The Conversation: Dawn Clements
Vernissage / Sunday February 6, 2011 /4 to 8 pm
Piazza dei Caprettari, 70 – int. 22
James Barron Art is pleased to announce Dawn Clements as the first recipient of The Conversation, an artist residency in Rome that will culminate in a salon exhibition of the work created during her Rome tenure.
Dawn Clements works in various media on paper. The works range in size from a sheet of typing paper to drawings that span sixty-five feet. A work may begin on a single sheet of paper and expand across two entire walls. Clements often draws on a small table which necessitates folding the artwork, over and again, until the many folds become an embodiment of the temporal process.
Clements is concerned with the retinal image before the mind interprets it, but also its evolution through time, space and light. Random dialogues (from radio or TV or bits of conversation) find themselves in her drawings, like surrealist footnotes. Before arriving at its final conceptual stage, her work tilts toward folk art, decorative art, illustration or advertising.
Sometimes, Clements stitches together a set from a movie (such as from The Titanic, 1953), freeze-framing while she draws, exposing a set that is never fully visible in any one shot of the movie.
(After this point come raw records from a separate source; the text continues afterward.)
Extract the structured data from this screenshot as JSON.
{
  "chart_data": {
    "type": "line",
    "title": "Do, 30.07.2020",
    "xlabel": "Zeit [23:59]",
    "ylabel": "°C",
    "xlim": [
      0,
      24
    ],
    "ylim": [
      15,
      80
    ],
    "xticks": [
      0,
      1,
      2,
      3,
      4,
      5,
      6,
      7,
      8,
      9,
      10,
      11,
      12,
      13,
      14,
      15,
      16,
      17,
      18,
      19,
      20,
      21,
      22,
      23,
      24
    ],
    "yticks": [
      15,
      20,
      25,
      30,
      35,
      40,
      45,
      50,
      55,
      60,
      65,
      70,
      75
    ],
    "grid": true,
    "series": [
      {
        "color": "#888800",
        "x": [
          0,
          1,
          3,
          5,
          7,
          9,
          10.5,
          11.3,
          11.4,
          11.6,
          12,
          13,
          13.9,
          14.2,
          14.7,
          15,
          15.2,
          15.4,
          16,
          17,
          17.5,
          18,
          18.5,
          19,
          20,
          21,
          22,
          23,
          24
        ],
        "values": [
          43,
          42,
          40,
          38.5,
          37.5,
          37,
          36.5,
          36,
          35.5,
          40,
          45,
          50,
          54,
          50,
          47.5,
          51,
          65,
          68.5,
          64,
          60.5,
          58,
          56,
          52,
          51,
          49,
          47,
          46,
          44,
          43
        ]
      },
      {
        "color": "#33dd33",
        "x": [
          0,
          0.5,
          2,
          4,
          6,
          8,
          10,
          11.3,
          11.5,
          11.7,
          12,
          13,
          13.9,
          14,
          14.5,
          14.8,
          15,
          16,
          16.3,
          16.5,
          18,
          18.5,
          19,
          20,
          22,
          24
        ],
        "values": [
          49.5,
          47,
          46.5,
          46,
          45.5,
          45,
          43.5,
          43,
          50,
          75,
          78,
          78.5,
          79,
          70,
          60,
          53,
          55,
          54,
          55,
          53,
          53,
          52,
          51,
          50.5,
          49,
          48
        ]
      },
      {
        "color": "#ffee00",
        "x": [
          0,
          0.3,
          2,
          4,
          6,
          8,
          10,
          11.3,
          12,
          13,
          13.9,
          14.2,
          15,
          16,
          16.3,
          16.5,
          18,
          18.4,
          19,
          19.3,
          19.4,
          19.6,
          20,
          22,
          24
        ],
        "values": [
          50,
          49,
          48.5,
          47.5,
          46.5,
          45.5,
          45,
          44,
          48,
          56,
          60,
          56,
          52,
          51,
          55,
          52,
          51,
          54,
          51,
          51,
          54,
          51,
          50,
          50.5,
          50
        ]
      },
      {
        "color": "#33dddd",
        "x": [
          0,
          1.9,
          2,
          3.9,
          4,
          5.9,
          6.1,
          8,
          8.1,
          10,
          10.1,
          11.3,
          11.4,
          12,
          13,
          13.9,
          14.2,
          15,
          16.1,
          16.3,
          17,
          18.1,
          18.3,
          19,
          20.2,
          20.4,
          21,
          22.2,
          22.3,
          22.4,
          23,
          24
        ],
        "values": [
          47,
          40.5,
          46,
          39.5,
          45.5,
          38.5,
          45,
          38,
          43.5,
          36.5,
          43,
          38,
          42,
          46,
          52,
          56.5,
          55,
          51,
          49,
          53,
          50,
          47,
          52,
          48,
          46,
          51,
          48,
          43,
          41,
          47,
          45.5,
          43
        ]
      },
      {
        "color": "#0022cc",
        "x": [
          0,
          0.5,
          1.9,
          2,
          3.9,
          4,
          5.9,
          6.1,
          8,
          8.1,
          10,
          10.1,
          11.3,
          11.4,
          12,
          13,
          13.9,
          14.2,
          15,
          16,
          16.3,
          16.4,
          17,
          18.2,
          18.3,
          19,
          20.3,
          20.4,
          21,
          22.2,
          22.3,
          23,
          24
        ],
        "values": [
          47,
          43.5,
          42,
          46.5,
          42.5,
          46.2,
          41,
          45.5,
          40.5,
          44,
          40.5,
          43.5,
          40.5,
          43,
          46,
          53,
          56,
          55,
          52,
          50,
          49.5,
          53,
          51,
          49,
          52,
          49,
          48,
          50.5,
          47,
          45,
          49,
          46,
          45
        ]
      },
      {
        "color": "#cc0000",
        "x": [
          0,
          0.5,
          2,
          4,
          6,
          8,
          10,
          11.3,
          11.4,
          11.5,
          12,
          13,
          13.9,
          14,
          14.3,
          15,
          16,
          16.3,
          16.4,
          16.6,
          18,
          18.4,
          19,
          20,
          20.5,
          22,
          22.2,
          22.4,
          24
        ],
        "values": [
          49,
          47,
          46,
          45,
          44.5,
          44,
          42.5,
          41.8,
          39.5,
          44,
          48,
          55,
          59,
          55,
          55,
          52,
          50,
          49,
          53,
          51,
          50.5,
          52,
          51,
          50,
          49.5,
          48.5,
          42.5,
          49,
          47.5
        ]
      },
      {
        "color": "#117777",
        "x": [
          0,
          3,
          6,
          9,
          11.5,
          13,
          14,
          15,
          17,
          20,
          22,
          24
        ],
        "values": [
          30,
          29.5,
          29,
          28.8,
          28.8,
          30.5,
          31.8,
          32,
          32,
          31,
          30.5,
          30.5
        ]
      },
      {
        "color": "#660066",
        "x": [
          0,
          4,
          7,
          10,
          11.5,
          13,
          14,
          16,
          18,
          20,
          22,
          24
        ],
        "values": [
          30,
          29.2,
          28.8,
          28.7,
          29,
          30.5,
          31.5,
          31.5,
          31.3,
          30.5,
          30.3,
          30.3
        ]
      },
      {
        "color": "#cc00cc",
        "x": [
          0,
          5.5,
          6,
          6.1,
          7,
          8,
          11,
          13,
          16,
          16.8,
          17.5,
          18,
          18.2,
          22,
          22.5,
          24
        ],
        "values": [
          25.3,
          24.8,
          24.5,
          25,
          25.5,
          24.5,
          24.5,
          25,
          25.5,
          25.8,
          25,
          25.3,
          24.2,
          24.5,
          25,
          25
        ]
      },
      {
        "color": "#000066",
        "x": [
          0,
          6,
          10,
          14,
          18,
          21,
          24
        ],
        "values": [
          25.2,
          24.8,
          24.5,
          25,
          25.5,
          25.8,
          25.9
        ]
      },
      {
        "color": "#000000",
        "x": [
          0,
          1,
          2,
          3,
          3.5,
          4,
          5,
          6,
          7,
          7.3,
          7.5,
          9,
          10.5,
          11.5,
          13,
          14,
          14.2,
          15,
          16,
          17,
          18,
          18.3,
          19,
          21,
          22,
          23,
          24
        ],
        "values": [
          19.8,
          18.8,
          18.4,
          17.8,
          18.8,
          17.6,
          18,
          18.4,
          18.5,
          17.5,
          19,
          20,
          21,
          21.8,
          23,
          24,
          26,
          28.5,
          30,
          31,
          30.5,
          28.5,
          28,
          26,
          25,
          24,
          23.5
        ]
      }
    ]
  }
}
Her work draws from film melodrama, TV soap operas, domestic interiors and panoramas that move between interiors and exteriors in a seamless flow.
Dawn Clements’s work was included in the Whitney Biennial, 2010; "Edward Hopper and Contemporary Art,” Kunsthalle Wien, Vienna, 2008; and is included in the permanent collections of the Museum of Modern Art and the Whitney Museum of Art, New York, the Princeton University Art Museum, New Jersey and many important private collections such as the Judith Rothschild Foundation Contemporary Drawings Collection. Clements received her BA from Brown University and an MFA from the State University of New York, Albany. She lives and works in Brooklyn, New York.
The Conversation opens a dialogue between Rome’s past and its present relationship to art, and focuses on the creation of contemporary art. Visual artists are invited for one- to two-month residencies that culminate in a salon-style exhibition of work created during their Rome tenure. Interviews with the artist are part of The Conversation and will be posted on our website, along with images of the artist’s work. The Conversation aims to contribute to Rome’s contemporary art production and add to the city’s artistic dialogue.